Carlos Rukov afirma que la dictadura cubana de 67 años se derrumba por protestas callejeras contra apagones, con negociaciones secretas del Departamento de Estado con el nieto de Raúl Castro y la CIA con su hijo el Tuerto. Describe a los Castro como monstruos responsables de torturas, muertes y exilios masivos, y celebra que Díaz-Canel permita entrar al FBI.
Rukov detalla que Raúl Castro, nonagenario millonario en una Cuba de miseria, envía a su nieto en silla de ruedas a negociar, mientras su hijo, apodado Tuerto por un incidente en un bar, habla con la CIA. Insiste en que el bloqueo real es del régimen, no de Estados Unidos, que vende alimentos y medicinas.
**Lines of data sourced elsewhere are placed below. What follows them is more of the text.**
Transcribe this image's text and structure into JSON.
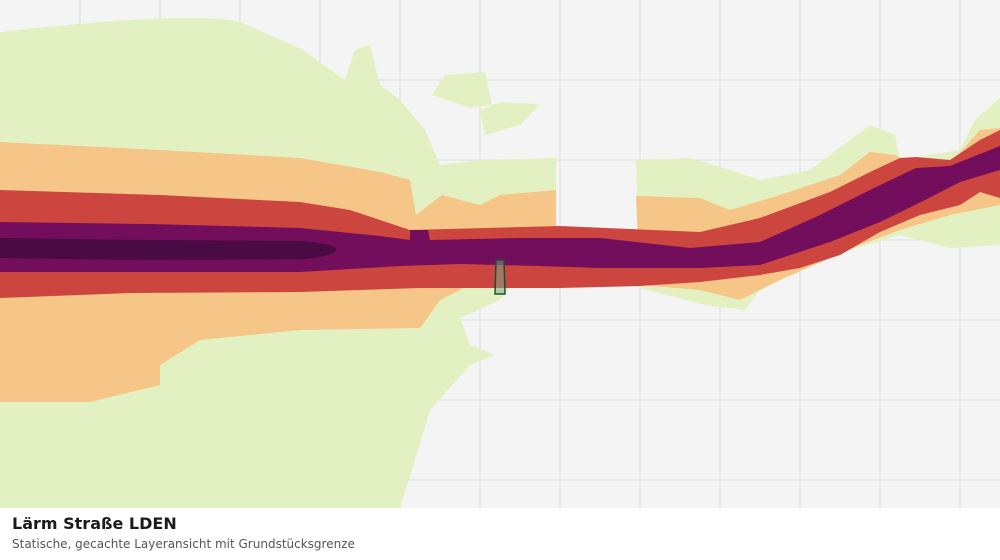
{
  "map": {
    "title": "Lärm Straße LDEN",
    "subtitle": "Statische, gecachte Layeransicht mit Grundstücksgrenze"
  }
}
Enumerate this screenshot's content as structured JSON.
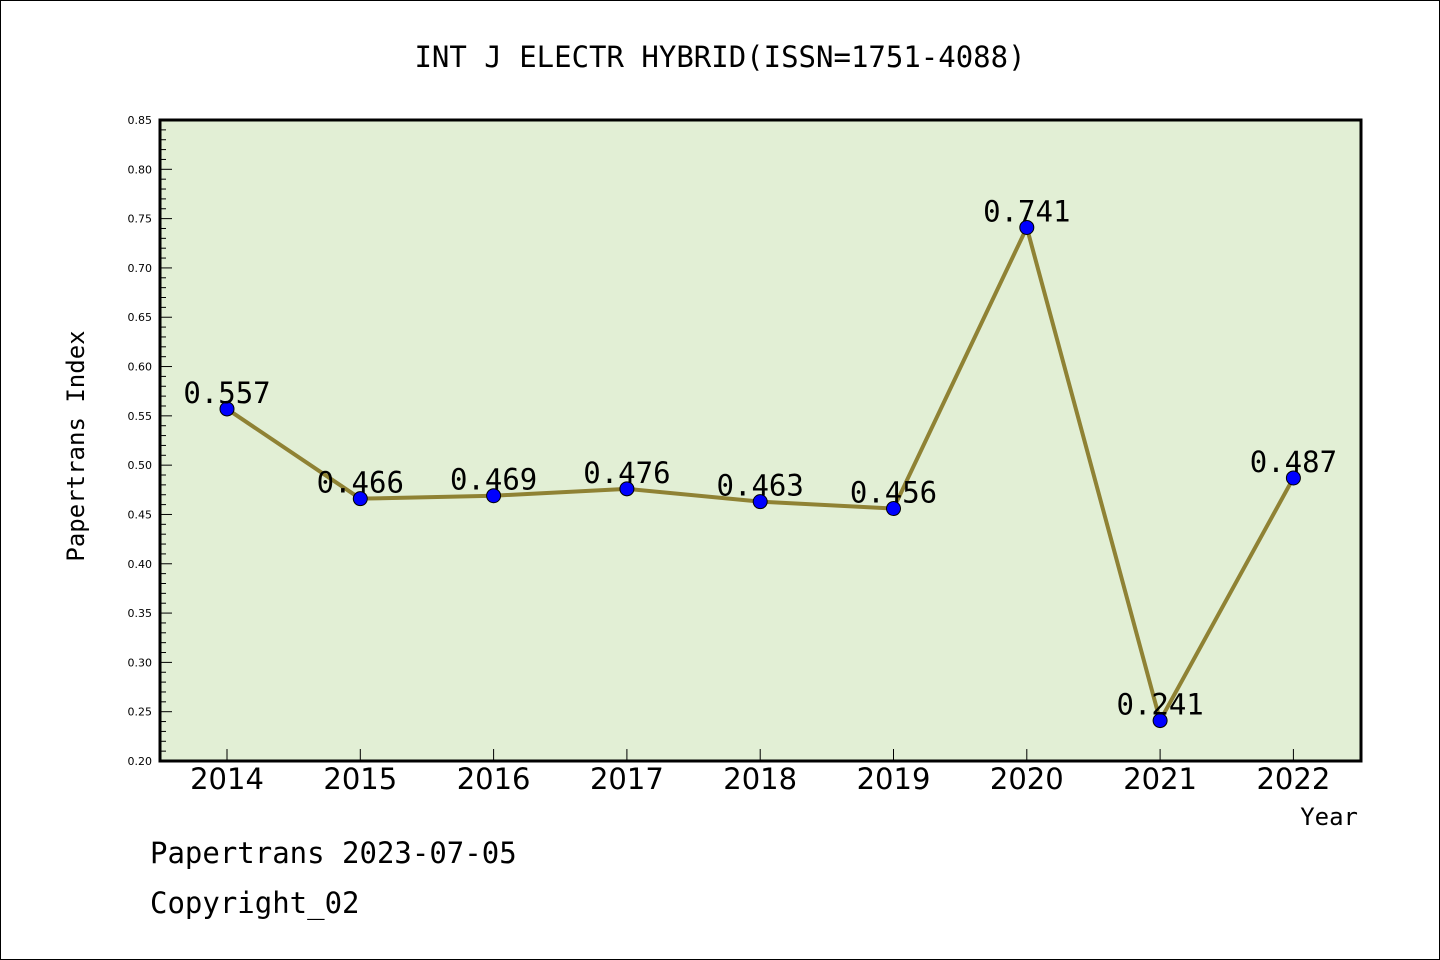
{
  "chart_data": {
    "type": "line",
    "title": "INT J ELECTR HYBRID(ISSN=1751-4088)",
    "xlabel": "Year",
    "ylabel": "Papertrans Index",
    "categories": [
      "2014",
      "2015",
      "2016",
      "2017",
      "2018",
      "2019",
      "2020",
      "2021",
      "2022"
    ],
    "series": [
      {
        "values": [
          0.557,
          0.466,
          0.469,
          0.476,
          0.463,
          0.456,
          0.741,
          0.241,
          0.487
        ],
        "labels": [
          "0.557",
          "0.466",
          "0.469",
          "0.476",
          "0.463",
          "0.456",
          "0.741",
          "0.241",
          "0.487"
        ]
      }
    ],
    "ylim": [
      0.2,
      0.85
    ],
    "yticks": [
      "0.20",
      "0.25",
      "0.30",
      "0.35",
      "0.40",
      "0.45",
      "0.50",
      "0.55",
      "0.60",
      "0.65",
      "0.70",
      "0.75",
      "0.80",
      "0.85"
    ],
    "grid": false,
    "legend": "none",
    "colors": {
      "plot_background": "#e2efd5",
      "line": "#8f8234",
      "marker": "#0000ff"
    }
  },
  "footer": {
    "line1": "Papertrans 2023-07-05",
    "line2": "Copyright_02"
  }
}
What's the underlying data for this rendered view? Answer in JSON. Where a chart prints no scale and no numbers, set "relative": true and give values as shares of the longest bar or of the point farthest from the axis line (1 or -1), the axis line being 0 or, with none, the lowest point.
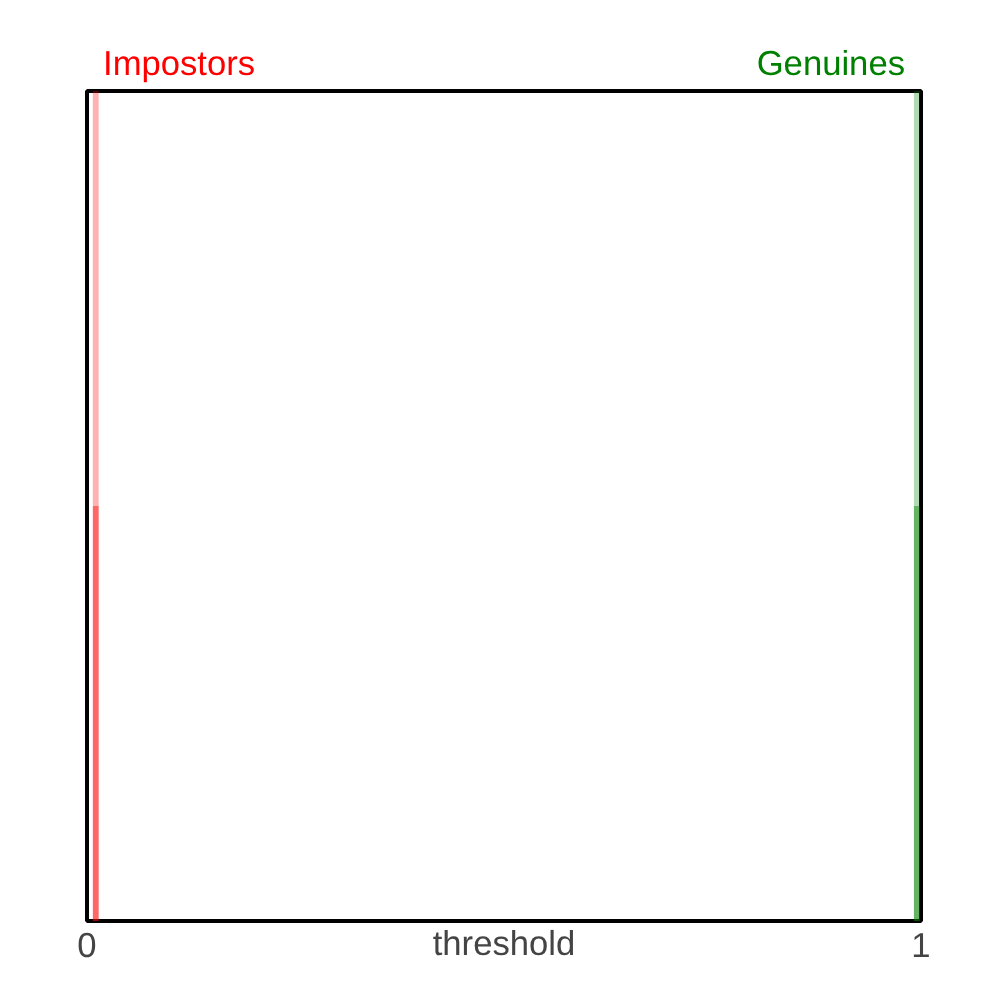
{
  "chart_data": {
    "type": "bar",
    "stacked": true,
    "relative": true,
    "xlabel": "threshold",
    "xlim": [
      0,
      1
    ],
    "xticks": [
      0,
      1
    ],
    "grid": false,
    "x": [
      0.0105,
      0.995
    ],
    "series": [
      {
        "name": "Impostors",
        "color": "#ff0000",
        "values": [
          0.5,
          null
        ]
      },
      {
        "name": "Genuines",
        "color": "#008000",
        "values": [
          null,
          0.5
        ]
      },
      {
        "color": "#ff0000",
        "values": [
          0.5,
          null
        ]
      },
      {
        "color": "#008000",
        "values": [
          null,
          0.5
        ]
      }
    ]
  }
}
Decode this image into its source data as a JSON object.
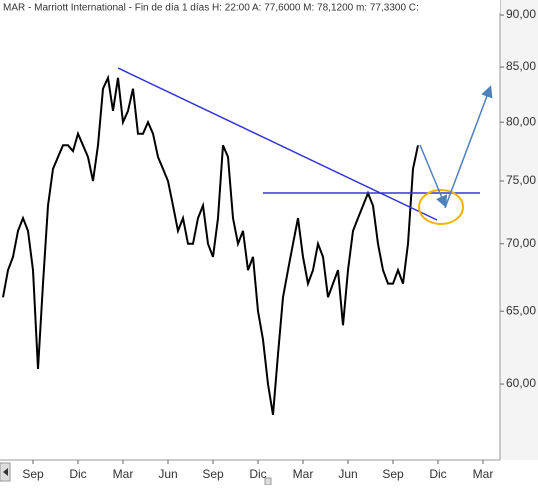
{
  "chart_data": {
    "type": "line",
    "title": "MAR - Marriott International - Fin de día 1 días  H: 22:00  A: 77,6000  M: 78,1200  m: 77,3300  C:",
    "log_scale": true,
    "color": "#000000",
    "categories": [
      null,
      null,
      null,
      null,
      null,
      null,
      "Sep",
      null,
      null,
      null,
      null,
      null,
      null,
      null,
      null,
      "Dic",
      null,
      null,
      null,
      null,
      null,
      null,
      null,
      null,
      "Mar",
      null,
      null,
      null,
      null,
      null,
      null,
      null,
      null,
      "Jun",
      null,
      null,
      null,
      null,
      null,
      null,
      null,
      null,
      "Sep",
      null,
      null,
      null,
      null,
      null,
      null,
      null,
      null,
      "Dic",
      null,
      null,
      null,
      null,
      null,
      null,
      null,
      null,
      "Mar",
      null,
      null,
      null,
      null,
      null,
      null,
      null,
      null,
      "Jun",
      null,
      null,
      null,
      null,
      null,
      null,
      null,
      null,
      "Sep",
      null,
      null,
      null,
      null,
      null,
      null,
      null,
      null,
      "Dic",
      null,
      null,
      null,
      null,
      null,
      null,
      null,
      null,
      "Mar",
      null,
      null,
      null
    ],
    "values": [
      66,
      68,
      69,
      71,
      72,
      71,
      68,
      61,
      67,
      73,
      76,
      77,
      78,
      78,
      77.5,
      79,
      78,
      77,
      75,
      78,
      83,
      84,
      81,
      84,
      80,
      81,
      83,
      79,
      79,
      80,
      79,
      77,
      76,
      75,
      73,
      71,
      72,
      70,
      70,
      72,
      73,
      70,
      69,
      72,
      78,
      77,
      72,
      70,
      71,
      68,
      69,
      65,
      63,
      60,
      58,
      62,
      66,
      68,
      70,
      72,
      69,
      67,
      68,
      70,
      69,
      66,
      67,
      68,
      64,
      68,
      71,
      72,
      73,
      74,
      73,
      70,
      68,
      67,
      67,
      68,
      67,
      70,
      76,
      78,
      null,
      null,
      null,
      null,
      null,
      null,
      null,
      null,
      null,
      null,
      null,
      null,
      null,
      null,
      null,
      null
    ],
    "ylim": [
      55.5,
      90.7
    ],
    "yticks": [
      {
        "value": 60,
        "label": "60,00"
      },
      {
        "value": 65,
        "label": "65,00"
      },
      {
        "value": 70,
        "label": "70,00"
      },
      {
        "value": 75,
        "label": "75,00"
      },
      {
        "value": 80,
        "label": "80,00"
      },
      {
        "value": 85,
        "label": "85,00"
      },
      {
        "value": 90,
        "label": "90,00"
      }
    ]
  }
}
Tito respalda que la presión de Estados Unidos y democracias arrincona al régimen resiliente, rechazando el chantaje de que el pueblo sufre por el embargo: el régimen usa al pueblo como escudo. Vincula la caída de Cuba con la de Nicaragua y el deterioro de Maduro en EE.UU., criticado por Cristina Fernández de Kirchner.
Rukov celebra que el pueblo cubano marcha en las calles, quemando sedes del Partido Comunista, y urge apretar a los tiranos para acabar con 67 años de secuestro.